È un periodo “particolare”, scandito da un’inquietudine che da anni non trova tregua. Un’epoca segnata da guerre che insanguinano il mondo – l’Ucraina, il Medioriente, Gaza – e da tensioni che si riverberano nelle nostre piazze. Migliaia di persone hanno riempito le strade di Milano, Roma, Napoli, Firenze, Bologna nel volgere di pochi minuti, quando i militari israeliani hanno assaltato la Flotilla umanitaria diretta a Gaza. Un lampo, una scintilla che ha mostrato l’inquietudine latente di un Paese intero. Giovani, studenti, lavoratori esasperati sono scesi in piazza per dire che no, non va bene così.

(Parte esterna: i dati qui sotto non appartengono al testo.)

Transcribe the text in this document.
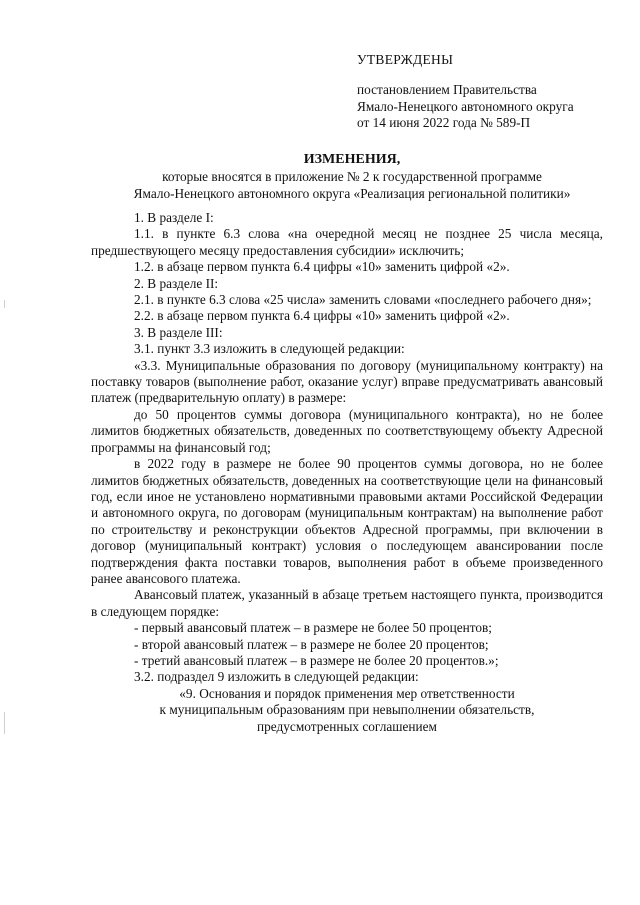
УТВЕРЖДЕНЫ
постановлением Правительства
Ямало-Ненецкого автономного округа
от 14 июня 2022 года № 589-П
ИЗМЕНЕНИЯ,
которые вносятся в приложение № 2 к государственной программе
Ямало-Ненецкого автономного округа «Реализация региональной политики»

1. В разделе I:

1.1. в пункте 6.3 слова «на очередной месяц не позднее 25 числа месяца, предшествующего месяцу предоставления субсидии» исключить;

1.2. в абзаце первом пункта 6.4 цифры «10» заменить цифрой «2».

2. В разделе II:

2.1. в пункте 6.3 слова «25 числа» заменить словами «последнего рабочего дня»;

2.2. в абзаце первом пункта 6.4 цифры «10» заменить цифрой «2».

3. В разделе III:

3.1. пункт 3.3 изложить в следующей редакции:

«3.3. Муниципальные образования по договору (муниципальному контракту) на поставку товаров (выполнение работ, оказание услуг) вправе предусматривать авансовый платеж (предварительную оплату) в размере:

до 50 процентов суммы договора (муниципального контракта), но не более лимитов бюджетных обязательств, доведенных по соответствующему объекту Адресной программы на финансовый год;

в 2022 году в размере не более 90 процентов суммы договора, но не более лимитов бюджетных обязательств, доведенных на соответствующие цели на финансовый год, если иное не установлено нормативными правовыми актами Российской Федерации и автономного округа, по договорам (муниципальным контрактам) на выполнение работ по строительству и реконструкции объектов Адресной программы, при включении в договор (муниципальный контракт) условия о последующем авансировании после подтверждения факта поставки товаров, выполнения работ в объеме произведенного ранее авансового платежа.

Авансовый платеж, указанный в абзаце третьем настоящего пункта, производится в следующем порядке:

- первый авансовый платеж – в размере не более 50 процентов;

- второй авансовый платеж – в размере не более 20 процентов;

- третий авансовый платеж – в размере не более 20 процентов.»;

3.2. подраздел 9 изложить в следующей редакции:

«9. Основания и порядок применения мер ответственности
к муниципальным образованиям при невыполнении обязательств,
предусмотренных соглашением
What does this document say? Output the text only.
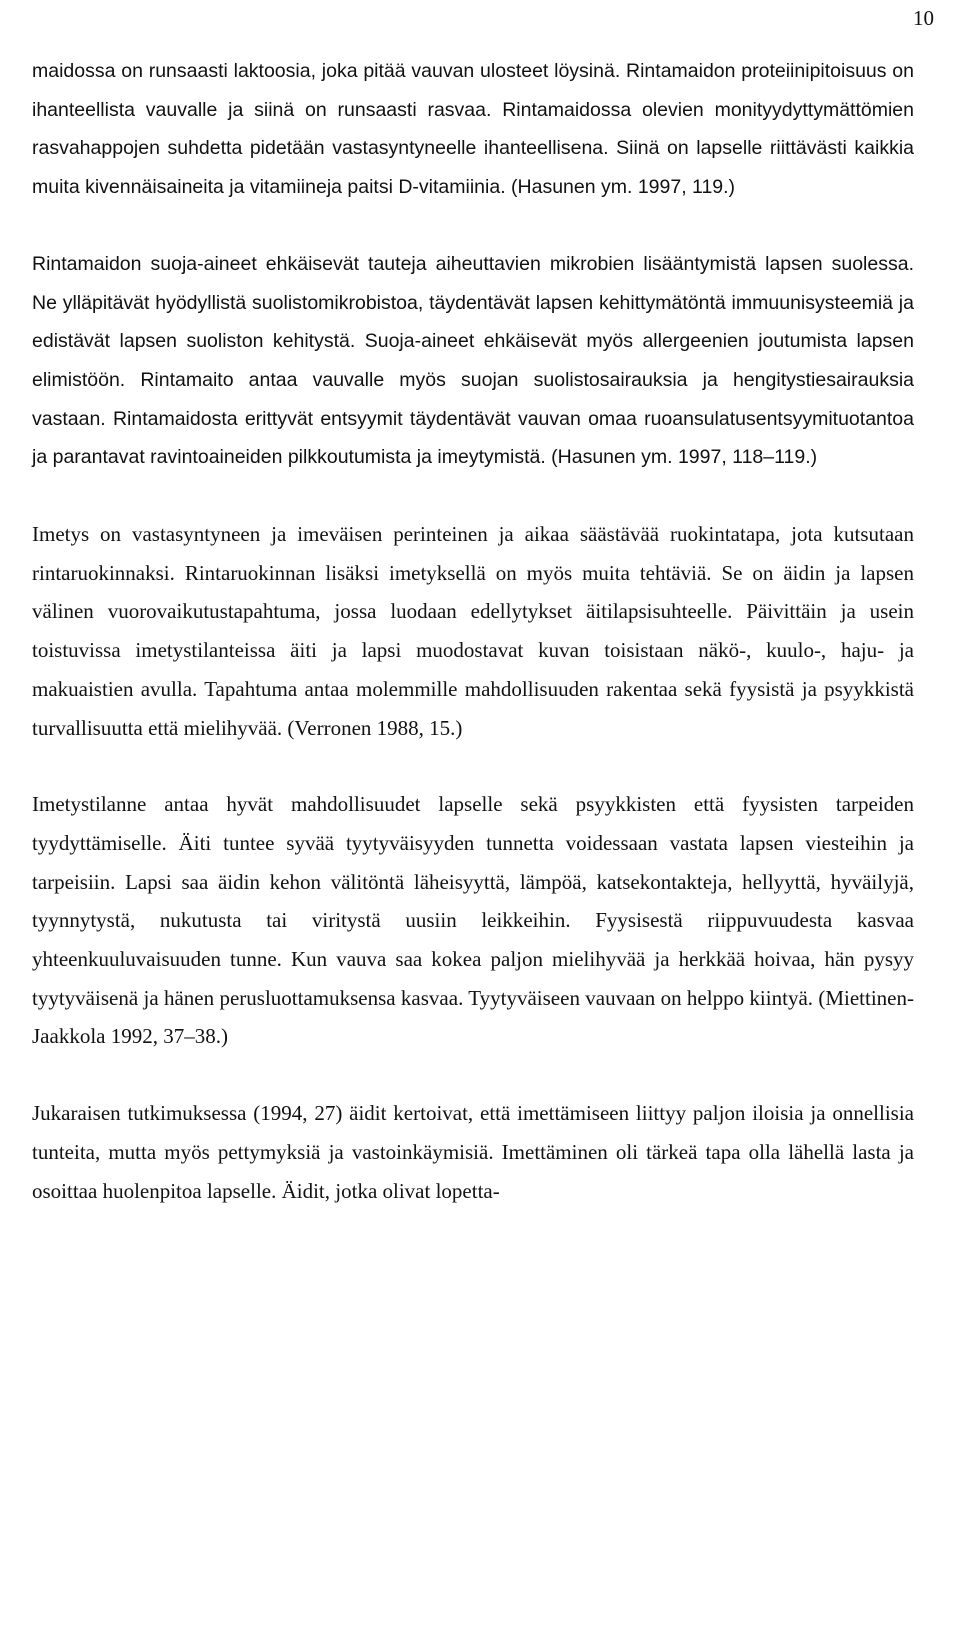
10

maidossa on runsaasti laktoosia, joka pitää vauvan ulosteet löysinä. Rintamaidon proteiinipitoisuus on ihanteellista vauvalle ja siinä on runsaasti rasvaa. Rintamaidossa olevien monityydyttymättömien rasvahappojen suhdetta pidetään vastasyntyneelle ihanteellisena. Siinä on lapselle riittävästi kaikkia muita kivennäisaineita ja vitamiineja paitsi D-vitamiinia. (Hasunen ym. 1997, 119.)

Rintamaidon suoja-aineet ehkäisevät tauteja aiheuttavien mikrobien lisääntymistä lapsen suolessa. Ne ylläpitävät hyödyllistä suolistomikrobistoa, täydentävät lapsen kehittymätöntä immuunisysteemiä ja edistävät lapsen suoliston kehitystä. Suoja-aineet ehkäisevät myös allergeenien joutumista lapsen elimistöön. Rintamaito antaa vauvalle myös suojan suolistosairauksia ja hengitystiesairauksia vastaan. Rintamaidosta erittyvät entsyymit täydentävät vauvan omaa ruoansulatusentsyymituotantoa ja parantavat ravintoaineiden pilkkoutumista ja imeytymistä. (Hasunen ym. 1997, 118–119.)

Imetys on vastasyntyneen ja imeväisen perinteinen ja aikaa säästävää ruokintatapa, jota kutsutaan rintaruokinnaksi. Rintaruokinnan lisäksi imetyksellä on myös muita tehtäviä. Se on äidin ja lapsen välinen vuorovaikutustapahtuma, jossa luodaan edellytykset äitilapsisuhteelle. Päivittäin ja usein toistuvissa imetystilanteissa äiti ja lapsi muodostavat kuvan toisistaan näkö-, kuulo-, haju- ja makuaistien avulla. Tapahtuma antaa molemmille mahdollisuuden rakentaa sekä fyysistä ja psyykkistä turvallisuutta että mielihyvää. (Verronen 1988, 15.)

Imetystilanne antaa hyvät mahdollisuudet lapselle sekä psyykkisten että fyysisten tarpeiden tyydyttämiselle. Äiti tuntee syvää tyytyväisyyden tunnetta voidessaan vastata lapsen viesteihin ja tarpeisiin. Lapsi saa äidin kehon välitöntä läheisyyttä, lämpöä, katsekontakteja, hellyyttä, hyväilyjä, tyynnytystä, nukutusta tai viritystä uusiin leikkeihin. Fyysisestä riippuvuudesta kasvaa yhteenkuuluvaisuuden tunne. Kun vauva saa kokea paljon mielihyvää ja herkkää hoivaa, hän pysyy tyytyväisenä ja hänen perusluottamuksensa kasvaa. Tyytyväiseen vauvaan on helppo kiintyä. (Miettinen-Jaakkola 1992, 37–38.)

Jukaraisen tutkimuksessa (1994, 27) äidit kertoivat, että imettämiseen liittyy paljon iloisia ja onnellisia tunteita, mutta myös pettymyksiä ja vastoinkäymisiä. Imettäminen oli tärkeä tapa olla lähellä lasta ja osoittaa huolenpitoa lapselle. Äidit, jotka olivat lopetta-
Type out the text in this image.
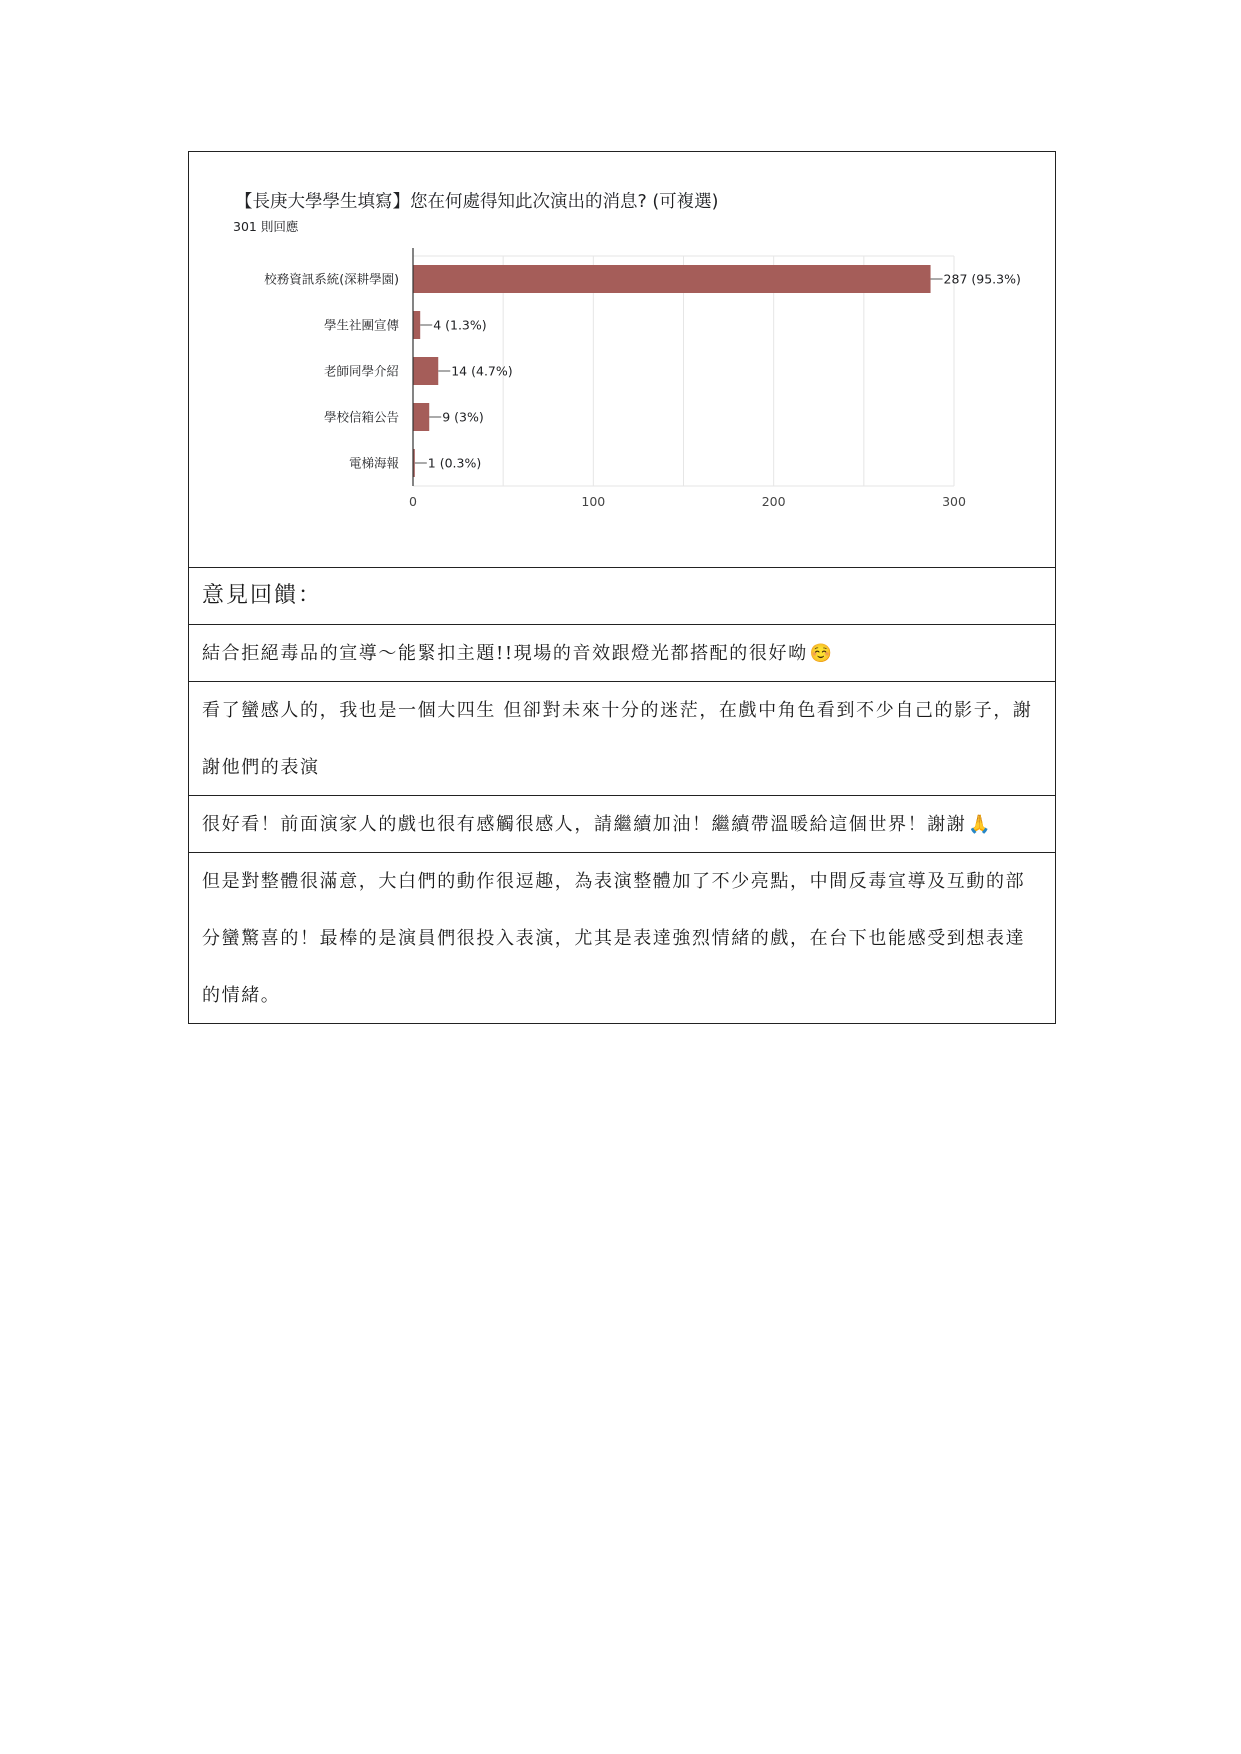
【長庚大學學生填寫】您在何處得知此次演出的消息? (可複選)
301 則回應
0	100	200	300
校務資訊系統(深耕學園)	287 (95.3%)
學生社團宣傳	4 (1.3%)
老師同學介紹	14 (4.7%)
學校信箱公告	9 (3%)
電梯海報 1 (0.3%)
意見回饋：
結合拒絕毒品的宣導～能緊扣主題!!現場的音效跟燈光都搭配的很好呦 ☺️
看了蠻感人的，我也是一個大四生 但卻對未來十分的迷茫，在戲中角色看到不少自己的影子，謝謝他們的表演
很好看！前面演家人的戲也很有感觸很感人，請繼續加油！繼續帶溫暖給這個世界！謝謝 🙏
但是對整體很滿意，大白們的動作很逗趣，為表演整體加了不少亮點，中間反毒宣導及互動的部分蠻驚喜的！最棒的是演員們很投入表演，尤其是表達強烈情緒的戲，在台下也能感受到想表達的情緒。
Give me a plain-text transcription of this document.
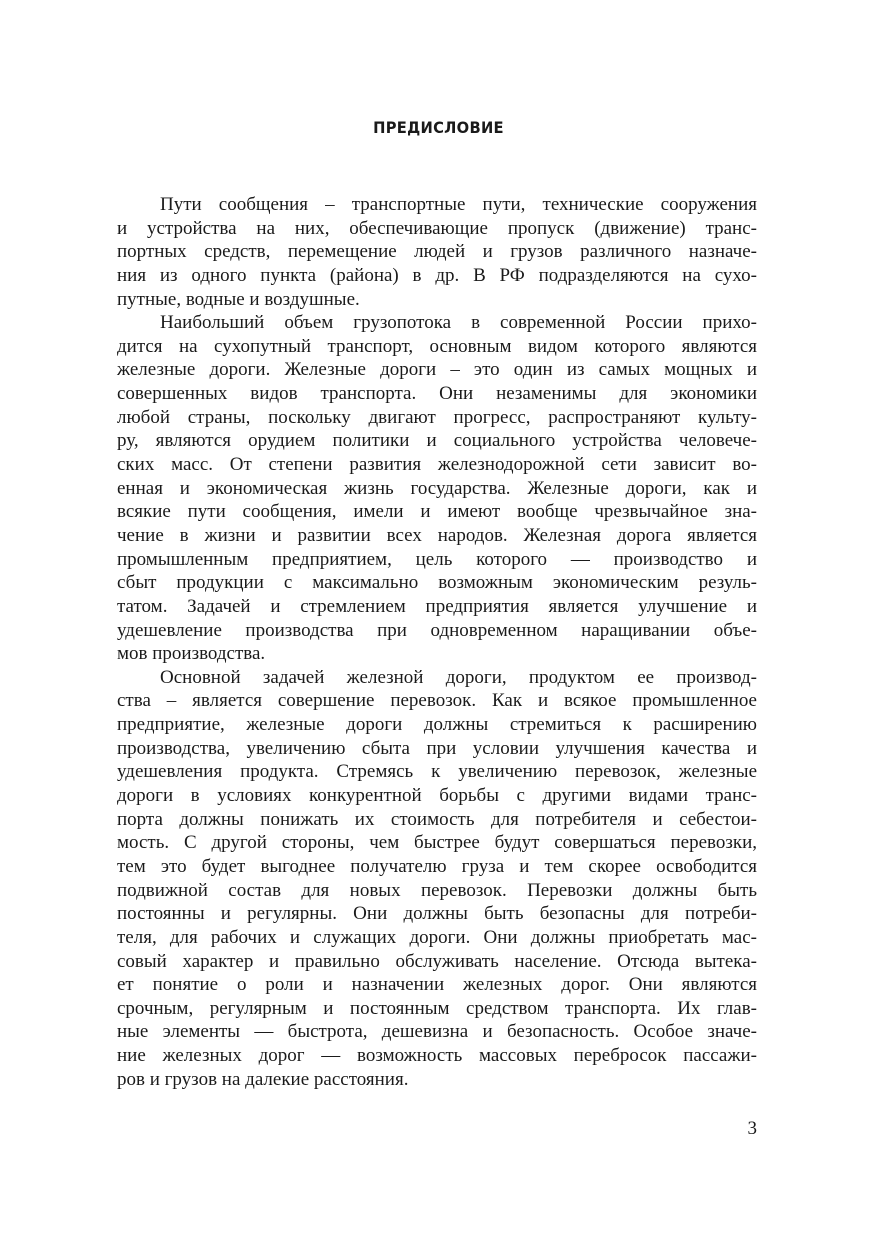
ПРЕДИСЛОВИЕ
Пути сообщения – транспортные пути, технические сооружения
и устройства на них, обеспечивающие пропуск (движение) транс-
портных средств, перемещение людей и грузов различного назначе-
ния из одного пункта (района) в др. В РФ подразделяются на сухо-
путные, водные и воздушные.
Наибольший объем грузопотока в современной России прихо-
дится на сухопутный транспорт, основным видом которого являются
железные дороги. Железные дороги – это один из самых мощных и
совершенных видов транспорта. Они незаменимы для экономики
любой страны, поскольку двигают прогресс, распространяют культу-
ру, являются орудием политики и социального устройства человече-
ских масс. От степени развития железнодорожной сети зависит во-
енная и экономическая жизнь государства. Железные дороги, как и
всякие пути сообщения, имели и имеют вообще чрезвычайное зна-
чение в жизни и развитии всех народов. Железная дорога является
промышленным предприятием, цель которого — производство и
сбыт продукции с максимально возможным экономическим резуль-
татом. Задачей и стремлением предприятия является улучшение и
удешевление производства при одновременном наращивании объе-
мов производства.
Основной задачей железной дороги, продуктом ее производ-
ства – является совершение перевозок. Как и всякое промышленное
предприятие, железные дороги должны стремиться к расширению
производства, увеличению сбыта при условии улучшения качества и
удешевления продукта. Стремясь к увеличению перевозок, железные
дороги в условиях конкурентной борьбы с другими видами транс-
порта должны понижать их стоимость для потребителя и себестои-
мость. С другой стороны, чем быстрее будут совершаться перевозки,
тем это будет выгоднее получателю груза и тем скорее освободится
подвижной состав для новых перевозок. Перевозки должны быть
постоянны и регулярны. Они должны быть безопасны для потреби-
теля, для рабочих и служащих дороги. Они должны приобретать мас-
совый характер и правильно обслуживать население. Отсюда вытека-
ет понятие о роли и назначении железных дорог. Они являются
срочным, регулярным и постоянным средством транспорта. Их глав-
ные элементы — быстрота, дешевизна и безопасность. Особое значе-
ние железных дорог — возможность массовых перебросок пассажи-
ров и грузов на далекие расстояния.
3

E non si tratta soltanto di guerre lontane: il malessere è anche e soprattutto quotidiano. È la sanità che arranca, il lavoro che non ripaga, i trasporti insufficienti, i salari bassi e i costi esorbitanti che soffocano le famiglie. È la forbice che si allarga, tra chi ha troppo e chi sopravvive. È la politica che appare sempre più distante, distratta, incapace di ascoltare.

Il Molise, regione piccola e apparentemente quieta, vive questa condizione in maniera amplificata. Qui il tempo sembra sospeso: Roma appare irraggiungibile, e le difficoltà croniche pesano come macigni. Nonostante gli sforzi di Regione, commissari e Asrem la sanità resta al collasso.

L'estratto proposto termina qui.